As corporate interest in agricultural investment grows, there are emerging sale and leaseback opportunities within Australia’s agriculture industry. Attracting and embracing investment mitigates common agricultural capital constraints, allows for investment in infrastructure and improves supply chains, which in turn, maximises Australia’s international competiveness. Industry trends of increased corporatisation, aggregated land holdings and institutional investment should come as no surprise, with investors searching for higher returns on perceived “safe” investments.

In this Alert, Partner Catherine Wheeler and Senior Associate Ryan White summarise the key points surrounding sale and leaseback opportunities for owners and potential investors in Australian agriculture.

Sale and leaseback

Sale and leaseback arrangements provide the investor with legal title over an asset with a simultaneous lease of the asset back to the owner. Commercial terms can be varied, which provides a degree of flexibility for both parties, but would generally be long-term.

A sale and leaseback is an effective mechanism for owners to realise some of the capital locked up in their landholdings or other business assets, while enabling them to continue to carry on their business operations. It allows the seller to redistribute otherwise illiquid capital into the business and/or use this capital to reduce debt. A sale and leaseback structure allows the investor to leverage an established management system, providing the investor with exposure to agribusiness assets without having to conduct the day-to-day operations of the agribusiness.

Investors are also increasingly looking to invest in non-farmland assets in Australia as part of that investor’s chain of production: a sale and leaseback structure also can be applied to non-farmland agricultural assets such as water rights, logistics and commodity trading.

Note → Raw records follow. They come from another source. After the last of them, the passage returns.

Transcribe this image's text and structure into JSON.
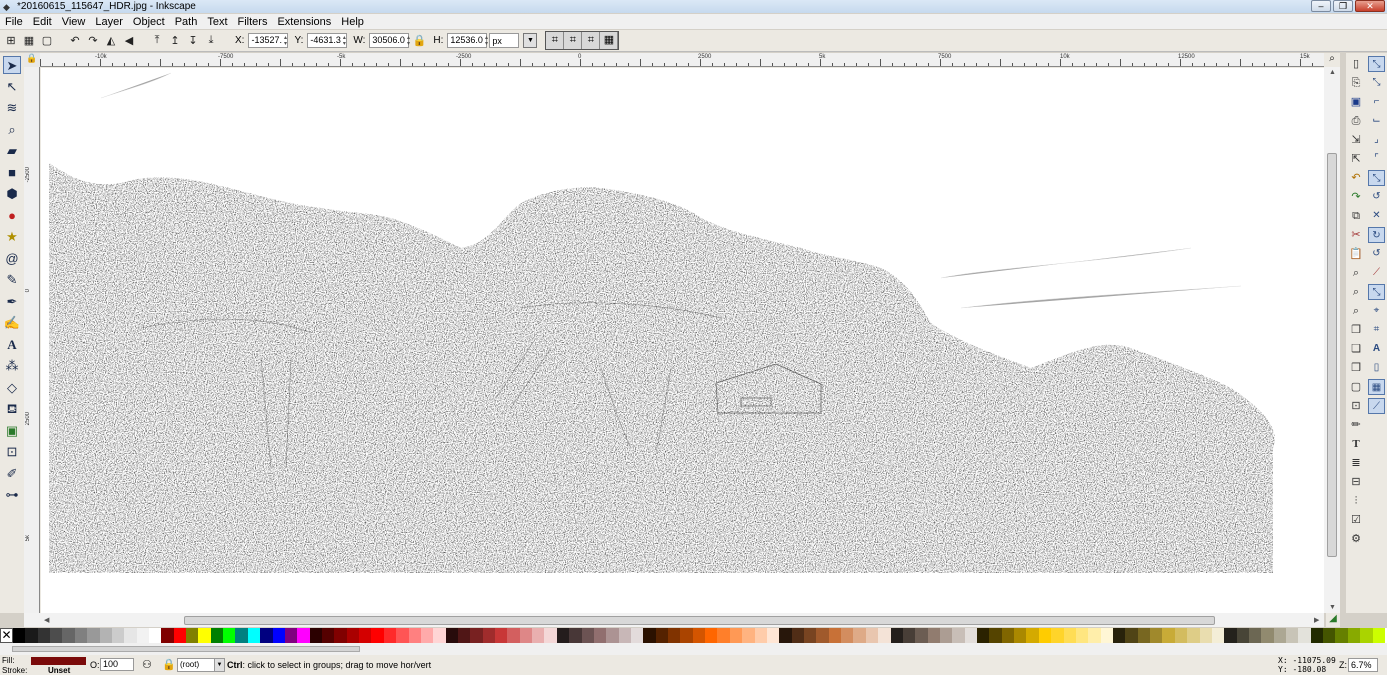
{
  "window": {
    "title": "*20160615_115647_HDR.jpg - Inkscape",
    "controls": [
      "–",
      "❐",
      "✕"
    ]
  },
  "menu": [
    "File",
    "Edit",
    "View",
    "Layer",
    "Object",
    "Path",
    "Text",
    "Filters",
    "Extensions",
    "Help"
  ],
  "toolbar": {
    "x_label": "X:",
    "x_value": "-13527.",
    "y_label": "Y:",
    "y_value": "-4631.3",
    "w_label": "W:",
    "w_value": "30506.0",
    "h_label": "H:",
    "h_value": "12536.0",
    "unit": "px"
  },
  "ruler": {
    "top_ticks": [
      "-10k",
      "-7500",
      "-5k",
      "-2500",
      "0",
      "2500",
      "5k",
      "7500",
      "10k",
      "12500",
      "15k"
    ],
    "left_ticks": [
      "-2500",
      "0",
      "2500",
      "5k"
    ]
  },
  "status": {
    "fill_label": "Fill:",
    "stroke_label": "Stroke:",
    "stroke_value": "Unset",
    "fill_color": "#7a0a0a",
    "opacity_label": "O:",
    "opacity_value": "100",
    "layer": "(root)",
    "message_key": "Ctrl",
    "message_text": ": click to select in groups; drag to move hor/vert",
    "x_coord": "X: -11075.09",
    "y_coord": "Y:   -180.08",
    "zoom_label": "Z:",
    "zoom_value": "6.7%"
  },
  "tools": [
    "selector-icon",
    "node-icon",
    "tweak-icon",
    "zoom-icon",
    "measure-icon",
    "rect-icon",
    "3dbox-icon",
    "ellipse-icon",
    "star-icon",
    "spiral-icon",
    "pencil-icon",
    "pen-icon",
    "calligraphy-icon",
    "text-icon",
    "spray-icon",
    "eraser-icon",
    "paint-bucket-icon",
    "gradient-icon",
    "mesh-icon",
    "dropper-icon",
    "connector-icon"
  ],
  "palette": [
    "#000000",
    "#1a1a1a",
    "#333333",
    "#4d4d4d",
    "#666666",
    "#808080",
    "#999999",
    "#b3b3b3",
    "#cccccc",
    "#e6e6e6",
    "#f2f2f2",
    "#ffffff",
    "#800000",
    "#ff0000",
    "#808000",
    "#ffff00",
    "#008000",
    "#00ff00",
    "#008080",
    "#00ffff",
    "#000080",
    "#0000ff",
    "#800080",
    "#ff00ff",
    "#2b0000",
    "#550000",
    "#800000",
    "#aa0000",
    "#d40000",
    "#ff0000",
    "#ff2a2a",
    "#ff5555",
    "#ff8080",
    "#ffaaaa",
    "#ffd5d5",
    "#280b0b",
    "#501616",
    "#782121",
    "#a02c2c",
    "#c83737",
    "#d35f5f",
    "#de8787",
    "#e9afaf",
    "#f4d7d7",
    "#241c1c",
    "#483737",
    "#6c5353",
    "#916f6f",
    "#ac9393",
    "#c8b7b7",
    "#e3dbdb",
    "#2b1100",
    "#552200",
    "#803300",
    "#aa4400",
    "#d45500",
    "#ff6600",
    "#ff7f2a",
    "#ff9955",
    "#ffb380",
    "#ffccaa",
    "#ffe6d5",
    "#28170b",
    "#502d16",
    "#784421",
    "#a05a2c",
    "#c87137",
    "#d38d5f",
    "#deaa87",
    "#e9c6af",
    "#f4e3d7",
    "#241f1c",
    "#483e37",
    "#6c5d53",
    "#917c6f",
    "#ac9d93",
    "#c8beb7",
    "#e3dedb",
    "#2b2200",
    "#554400",
    "#806600",
    "#aa8800",
    "#d4aa00",
    "#ffcc00",
    "#ffd42a",
    "#ffdd55",
    "#ffe680",
    "#ffeeaa",
    "#fff6d5",
    "#28220b",
    "#504416",
    "#786721",
    "#a0892c",
    "#c8ab37",
    "#d3bc5f",
    "#decd87",
    "#e9ddaf",
    "#f4eed7",
    "#24221c",
    "#484537",
    "#6c6753",
    "#918a6f",
    "#aca793",
    "#c8c4b7",
    "#e3e2db",
    "#222b00",
    "#445500",
    "#668000",
    "#88aa00",
    "#aad400",
    "#ccff00"
  ]
}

High-profile transactions include:

  • Select Harvests Limited generating $67 million on the sale and leaseback of almond plantations to First State Super, on a minimum lease term of 20 years;
  • Private equity group TPG, which owns Inghams Enterprises, Australia’s largest integrated poultry company, generating $650 million on a 20 year lease term with five further 10 year options;
  • McWilliam’s Wines Group generating $15.7 million from its Hanwood, Station and Kirkgate vineyards, on a 15 year lease term with an option to renew the tenancy for 5 years with Hong Kong-listed group CK Life Sciences;
  • Singaporean-based Olam International concluding a $211 million sale of its Victorian almond orchards on a minimum 18 year lease term with Zurich-based asset management company Adveq Real Assets; and
  • Blue Sky Water Fund, investing in the acquisition of Australian water entitlements with a view to either sell or lease-back to generate income for investors.

Advantages to owners

From a seller/lessee perspective, a sale and leaseback arrangement can offer:

  • Operational flexibility: Leveraging real estate provides capital funds which can be injected into the business to expand core business operations.
  • Restore finances: Funds raised from selling capital can satisfy debt obligations and shrink the cost of borrowing. In addition, new rent payments could potentially be smaller than existing mortgage payments. 
  • Secure attractive prices and terms: Strong investor demand for limited long term, high quality investments (such as agricultural assets) means owners hold a position of strength during negotiations to secure attractive prices and leaseback terms.
  • Reduce risk: Risks and burdens associated with owning, managing and financing farmland such as debt service payments, building depreciation, maintenance, tax liabilities and insurance are reduced.
  • Vertical integration: Opportunity to leverage off buyer/lessor distribution chains in some circumstances.

Advantages to investors

From a buyer/lessor perspective, a sale and leaseback arrangement can offer:

  • Consistent income stream: Farmland assets and long-term lease agreements with the existing occupants provide stable, long-term financial returns which can be distributed regularly to investors.
  • Established management: Investors can utilise established management and operational systems, providing both a quick and easy start up and the benefit of existing know-how.
  • Asset appreciation: Investors take the benefit of capital appreciation in farm values without the year to year variation in operational returns.
  • Tax concessions:  Acquiring building and rural infrastructure potentially provides significant tax advantages through depreciation benefits and other write-offs.


Sale and leasebacks should be examined on a case basis and the requirements of individual transactions will vary, but every owner and investor contemplating a sale and leaseback transaction should carefully consider:

  • Due diligence: Owners and investors should conduct legal and physical due diligence to weigh up the financial aspects of ownership and leasing as well as the risk and reward associated with the farming operation. Owners should profile the investor on their long term plans and scale of operations whilst investors should determine whether strong local management and operational systems can be retained.
  • Contract terms: Parties to a transaction should ensure they understand key terms and conditions of the contract. The sale price and rental structure over the lease term should fairly and reasonably balance an acceptable return rate to the investor and affordability to the seller/lessee. Investors must ensure they obtain ownership of necessary formal and informal assets such as water entitlements and access arrangements.
  • Strategy: Investors should understand any regulatory legal issues surrounding foreign investment and they should have developed a clear public relations entry strategy. Flexible exit strategies at the ownership level should also be developed.
  • Tax implications: Owners and investors should be mindful of the stamp duty, GST and income tax implications of the sale and leaseback transaction.